WICHITA, Kan. -- Shredding used phone books and spreading them over farmland to make compost may be an idea whose time has come, say Kansas State University researchers.
Recently, they spread 50,000 pounds of phone books and 750 pounds of nitrogen over five acres of farmland near Wichita. Since paper can hold up to seven times its own weight in water and because moisture is so important to crops, the process could reduce soil erosion and boost crop yields.
But the project is being supported by the local city and county governments because it also is a new way to recycle paper and save landfill space. Thus, Sedgwick County Extension agent Bradley Goering thinks the project already is proving valuable.

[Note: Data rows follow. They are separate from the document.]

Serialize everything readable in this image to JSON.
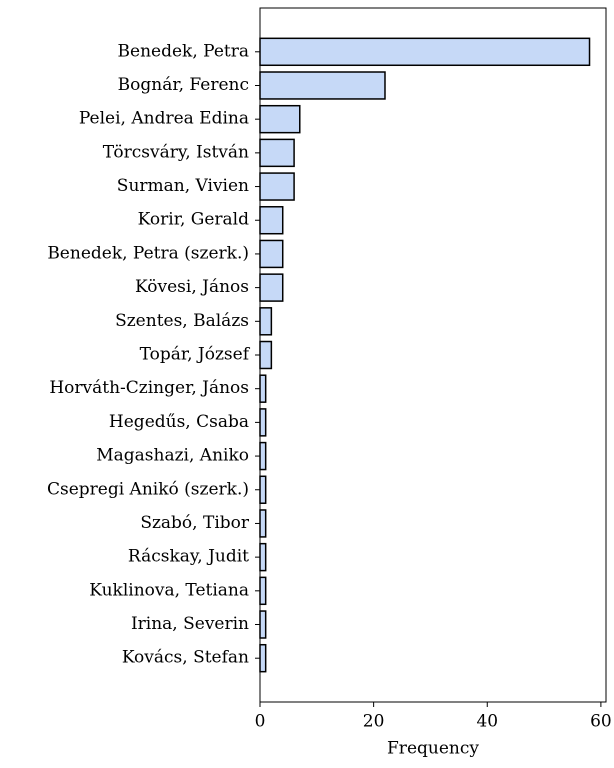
{
  "chart_data": {
    "type": "barh",
    "xlabel": "Frequency",
    "categories": [
      "Benedek, Petra",
      "Bognár, Ferenc",
      "Pelei, Andrea Edina",
      "Törcsváry, István",
      "Surman, Vivien",
      "Korir, Gerald",
      "Benedek, Petra (szerk.)",
      "Kövesi, János",
      "Szentes, Balázs",
      "Topár, József",
      "Horváth-Czinger, János",
      "Hegedűs, Csaba",
      "Magashazi, Aniko",
      "Csepregi Anikó (szerk.)",
      "Szabó, Tibor",
      "Rácskay, Judit",
      "Kuklinova, Tetiana",
      "Irina, Severin",
      "Kovács, Stefan"
    ],
    "values": [
      58,
      22,
      7,
      6,
      6,
      4,
      4,
      4,
      2,
      2,
      1,
      1,
      1,
      1,
      1,
      1,
      1,
      1,
      1
    ],
    "color": "#c6d9f7",
    "edgecolor": "#000000",
    "xlim": [
      0,
      60.9
    ],
    "xticks": [
      0,
      20,
      40,
      60
    ]
  }
}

"In Sedgwick County, approximately 400 tons of paper goes to the landfill each day," he said. "(County officials) have expressed an interest in finding a better way to recycle some of this paper. We think we can grind these old phone books up, add nitrogen and spread it over agriculture land, similar to a garden mulch."
As of the year 2001, Sedgwick County no longer will allow waste paper of any kind into the landfill. Until then, the Sedgwick County Extension office, the county commission, and the Soil Conservation Service are working together to implement a use for the paper.
The phone books, in 1,400-pound, five-foot-long bales, are ground into confetti-size pieces; combined with nitrogen; then spread at the rate of 10,000 pounds of paper and 150 pounds of nitrogen per acre.
The farm's soil acts as a compost agent. Research shows that the paper, which is more than half carbon, improves the quality of the soil and increases its organic matter.
Goering said the farmer likely will be paid for use of his land, perhaps as much as $50 per acre.
"So they've got more money to operate and the city and county also gets rid of some of the paper that's going to the landfill," he said.
It costs the local government from $30 to $50 per ton to haul paper to another state. If the paper can be applied to agricultural land, that money, instead, stays in the county and in farmers' pockets.
The K-State researchers still need to validate the carbon-nitrogen ratio. The ideal mixture would contain enough nitrogen so that the paper will decompose, but not hurt crop yields.
It will take approximately six weeks for the paper to decompose, Goering said. Just how well the paper compost works will not be known until crops are harvested next spring and summer.
Goering added that researchers have not found any detrimental effects on the environment caused by the ink or glue used in the recycled phone books.
Similar studies have been conducted in Texas and five other states. K-State's project was spurred by previous work by Jim Edwards, a professor at Auburn University.